Sudah diprediksi Sebetulnya, resistensi antibiotik ini telah diprediksikan oleh ilmuwan yang menciptakan antibiotik kali pertama, Alexander Fleeming.
“Pada tahun 1945 saat Fleeming menerima Nobel, dia telah mengumumkan bahwa suatu saat akan tiba masanya bakteri resisten. Periode tersebut diramalkan saat antibiotik mudah ditemukan dan ada di mana-mana,” ujar Hari.
Akibatnya Fatal Omongan Fleeming menjadi kenyataan. Kini masyarakat cenderung bebas dalam menggunakan antibiotik.

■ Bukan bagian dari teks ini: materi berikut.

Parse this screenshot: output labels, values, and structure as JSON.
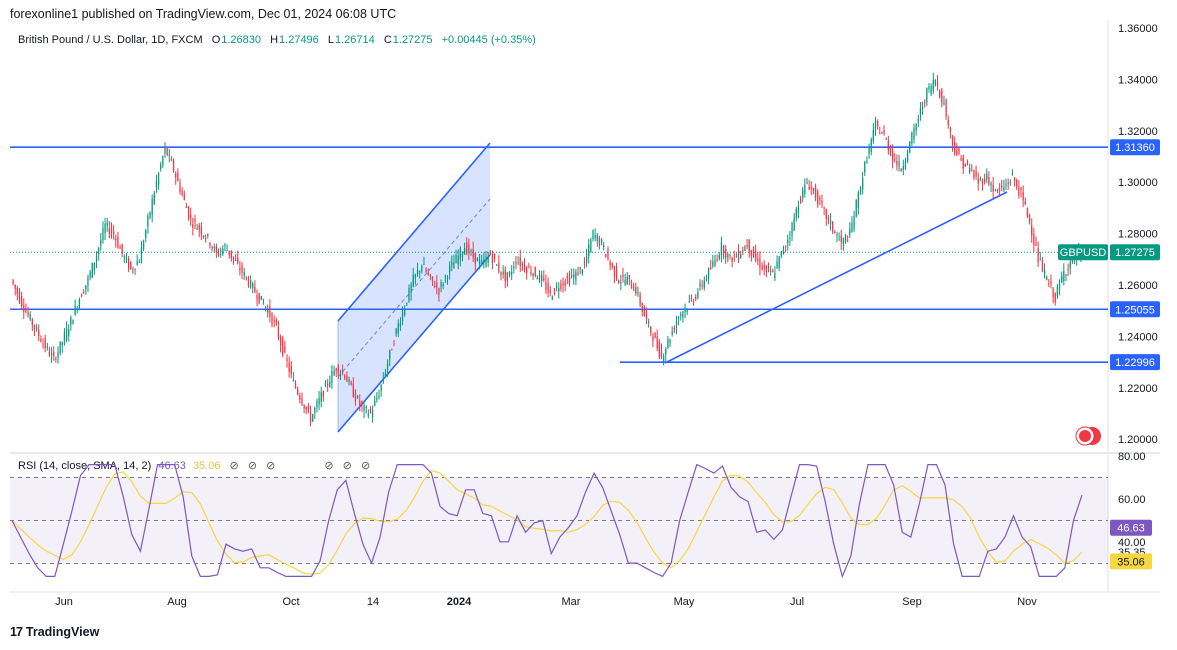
{
  "header": {
    "publisher": "forexonline1 published on TradingView.com, Dec 01, 2024 06:08 UTC"
  },
  "legend": {
    "symbol": "British Pound / U.S. Dollar, 1D, FXCM",
    "open": "1.26830",
    "high": "1.27496",
    "low": "1.26714",
    "close": "1.27275",
    "change": "+0.00445 (+0.35%)"
  },
  "rsi_legend": {
    "label": "RSI (14, close, SMA, 14, 2)",
    "rsi_value": "46.63",
    "sma_value": "35.06"
  },
  "footer": {
    "brand": "TradingView"
  },
  "colors": {
    "up": "#089981",
    "down": "#f23645",
    "level": "#2962ff",
    "rsi": "#7e57c2",
    "rsi_sma": "#f5d742"
  },
  "chart_data": [
    {
      "type": "candlestick",
      "symbol": "GBPUSD",
      "y_axis_ticks": [
        "1.36000",
        "1.34000",
        "1.32000",
        "1.30000",
        "1.28000",
        "1.26000",
        "1.24000",
        "1.22000",
        "1.20000"
      ],
      "ylim": [
        1.195,
        1.36
      ],
      "x_axis_ticks": [
        "Jun",
        "Aug",
        "Oct",
        "14",
        "2024",
        "Mar",
        "May",
        "Jul",
        "Sep",
        "Nov"
      ],
      "horizontal_levels": [
        {
          "price": 1.3136,
          "label": "1.31360"
        },
        {
          "price": 1.25055,
          "label": "1.25055"
        },
        {
          "price": 1.22996,
          "label": "1.22996"
        }
      ],
      "price_tag": {
        "symbol_label": "GBPUSD",
        "value_label": "1.27275",
        "price": 1.27275
      },
      "series_close": [
        1.262,
        1.255,
        1.248,
        1.242,
        1.236,
        1.231,
        1.238,
        1.246,
        1.255,
        1.262,
        1.272,
        1.283,
        1.28,
        1.272,
        1.266,
        1.27,
        1.285,
        1.3,
        1.313,
        1.305,
        1.295,
        1.285,
        1.282,
        1.278,
        1.272,
        1.275,
        1.27,
        1.265,
        1.26,
        1.255,
        1.25,
        1.243,
        1.232,
        1.222,
        1.215,
        1.208,
        1.215,
        1.222,
        1.228,
        1.225,
        1.218,
        1.212,
        1.21,
        1.218,
        1.23,
        1.242,
        1.252,
        1.262,
        1.268,
        1.262,
        1.258,
        1.265,
        1.27,
        1.275,
        1.271,
        1.268,
        1.272,
        1.266,
        1.262,
        1.27,
        1.267,
        1.265,
        1.262,
        1.256,
        1.26,
        1.262,
        1.264,
        1.268,
        1.28,
        1.276,
        1.268,
        1.262,
        1.262,
        1.258,
        1.248,
        1.24,
        1.232,
        1.24,
        1.248,
        1.252,
        1.256,
        1.262,
        1.268,
        1.275,
        1.27,
        1.272,
        1.276,
        1.27,
        1.266,
        1.264,
        1.272,
        1.28,
        1.292,
        1.3,
        1.295,
        1.288,
        1.282,
        1.276,
        1.28,
        1.295,
        1.31,
        1.322,
        1.318,
        1.31,
        1.305,
        1.315,
        1.325,
        1.335,
        1.34,
        1.33,
        1.315,
        1.308,
        1.305,
        1.3,
        1.302,
        1.296,
        1.298,
        1.302,
        1.295,
        1.285,
        1.27,
        1.262,
        1.255,
        1.265,
        1.27,
        1.27275
      ],
      "rsi": {
        "ylim": [
          20,
          80
        ],
        "ticks": [
          "80.00",
          "60.00",
          "40.00"
        ],
        "band": [
          30,
          70
        ],
        "labels": [
          "46.63",
          "35.35",
          "35.06"
        ]
      }
    }
  ]
}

Saking bebasnya, ada kelompok masyarakat yang berani mengombinasikan pakan ternak dengan antibiotik. Hari tidak melarang antibiotik untuk hewan ternak, asal bukan dipergunakan sebagai growth promotor.
“Bayangkan satu kilogram daging ayam itu mengandung seratus dua puluh lima miligram antibiotika. Bagaimana kalau terakumulasi di tubuh manusia?” ucap Hari.
Namun begitu, masyarakat kerap kali diberi antiobiotik ketika berobat.
Nyatanya, tidak semua penyakit membutuhkan antibiotik dalam proses pengobatannya
“Sebenarnya, ada sistem dari tubuh yang namanya ‘Self healing’. Saat terserang penyakit, bisa sembuh sendiri tanpa antibiotik,” ujar Hari.
Pemberian antibiotik yang sembarangan kepada pasien justru bisa menyerang daya tahan tubuh pasien. Akibatnya, pasien bukannya sembuh, malah semakin sakit.
Akibatnya Fatal Hari menyebutkan, pemberian antibiotik hanya diperbolehkan untuk penyakit yang disebabkan bakteri.
Dengan demikian, apabila penyakit bersumber dari virus, maka tidak usah diresepkan antibiotik. Selama ini, masyarakat ataupun tenaga medis kerap salah kaprah karena tergesa-gesa dalam mengonsumsi antibiotik.
Menurut dia, dari pihak klinis seharusnya memeriksa secara mendalam penyakit pasien supaya tidak terjadi salah diagnosis antara penyakit karena virus dengan penyakit karena bakteri. Terkadang, penyakit karena infeksi virus dan bakteri sukar dibedakan.
Untuk, Hari meminta dokter melakukan pemeriksaan darah pasien agar dapat mengatasi keraguan tersebut
“Kalau badan panas jangan buru-buru dikasih antibiotik. Bisa saja panas itu karena trauma bahan kimia. Kanker juga bikin badan panas. Dokter sebaiknya memeriksa infeksinya, dari virus atau bakteri,” ujarnya.
Hari melanjutkan, dokter yang masih memberikan antibiotik untuk segala penyakit karena pengajaran semasa kuliah dulu harus mau mengakui perkembangan zaman ini supaya tidak menjerumuskan pasien pada kondisi yang memburuk.
Dia kemudian berkata bahwa individu yang menderita penyakit seperti batuk, pilek, demam, radang tenggorokan, dan inflamasi tidak perlu diberikan antiobitik.
Pasalnya, penyakit tersebut tidak disebabkan oleh bakteri. “Flu, gondongan, cacar air, varisela, dan demam berdarah juga tidak butuh antibiotik,” imbuhnya.